The fast-growing sport of drone racing

Drone racing in Paris © Getty images
Drone racing is taking off

Satellite broadcaster Sky has sunk $1m into the Drone Racing League (DRL) to bring competitive drone racing into our living rooms. The fledgling sport pits the four rotor-bladed quadcopters, which average just 25cm in length, in a race to fly around an obstacle course at speeds of up to 90 mph.

Controlling these speed-machines are the drone racers – “mainly men who sit in a control booth, obscured behind their first-person-view goggles” with silly names like FlyingBear and Spaztik (“yes, Spaztik”), says Gavin Haynes, in The Guardian. Who knows? Perhaps they will follow in the footsteps of other sporting greats into our living rooms as household names.

Viewers get to experience all the thrills through “first person-view” drone-mounted cameras. The DRL likes to have a “grungy, urbex – urban exploration – feel” to its tracks, notes Haynes. Its first race was in February in the Hard Rock stadium, better known as the home of the Miami Dolphins American football team.

The five races, including a winner-takes-all championship, which makes up the DRL 2016 season will be covered by Sky in ten one-hour programmes. “This is a great chance to put something out there so people can get familiar with it”, says DRL founder and chief executive Nicholas Horbaczewski, whose aim is to create a global franchise.

Media investment in drone racing is all part of a drive to grab the attention of the hard-to-reach young, male viewer, says Christopher Palmeri on Bloomberg.com. A million dollars is a snip compared to the $8bn that John Malone’s Liberty Media recently splashed out on Formula One. Then there’s the $4bn that talent agency WME-IMG paid for mixed-martial arts UFC league in July.

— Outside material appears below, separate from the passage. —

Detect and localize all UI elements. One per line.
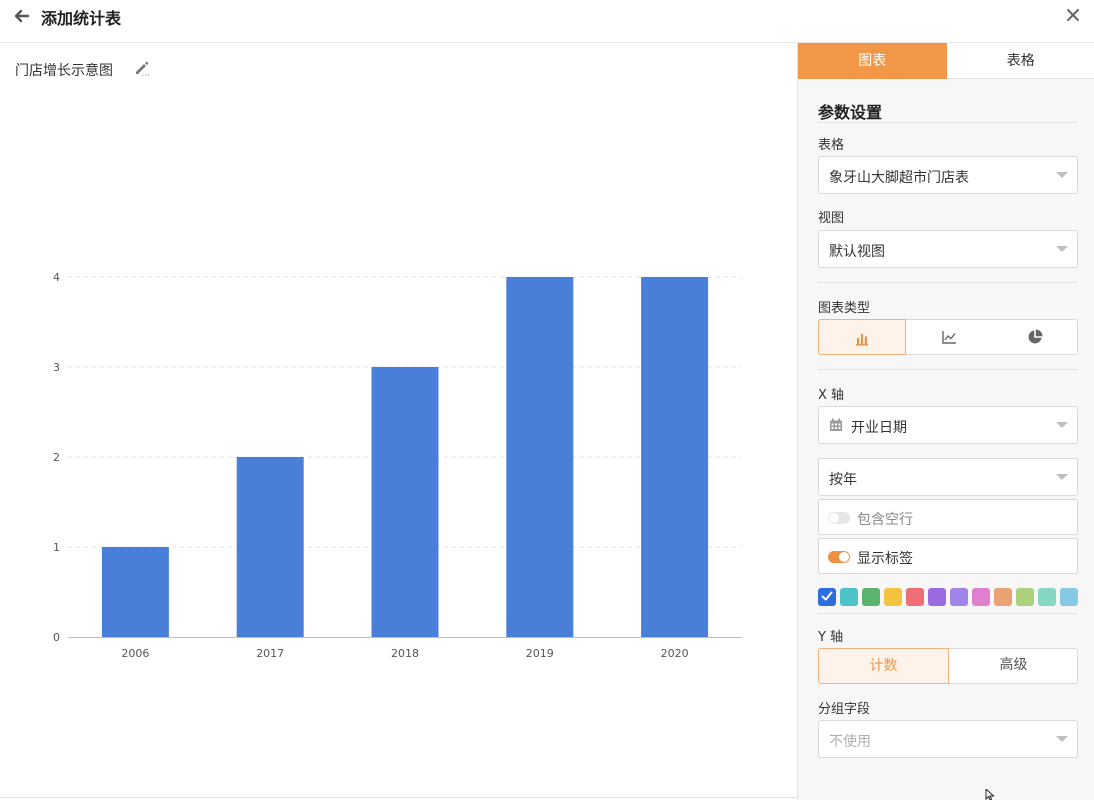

Will Sky’s gamble pay off? Not if the BBC’s admittedly tame exploration of drone racing is anything to go by, says Laura Wagner on Slate.com. In February, the Beeb launched a children’s show called Airmageddon, which featured slower drones and youthful pilots who “weren’t very good”. But while defining what is and isn’t sport is becoming increasingly tricky to define, one thing is for certain. “Drones are inherently cool.”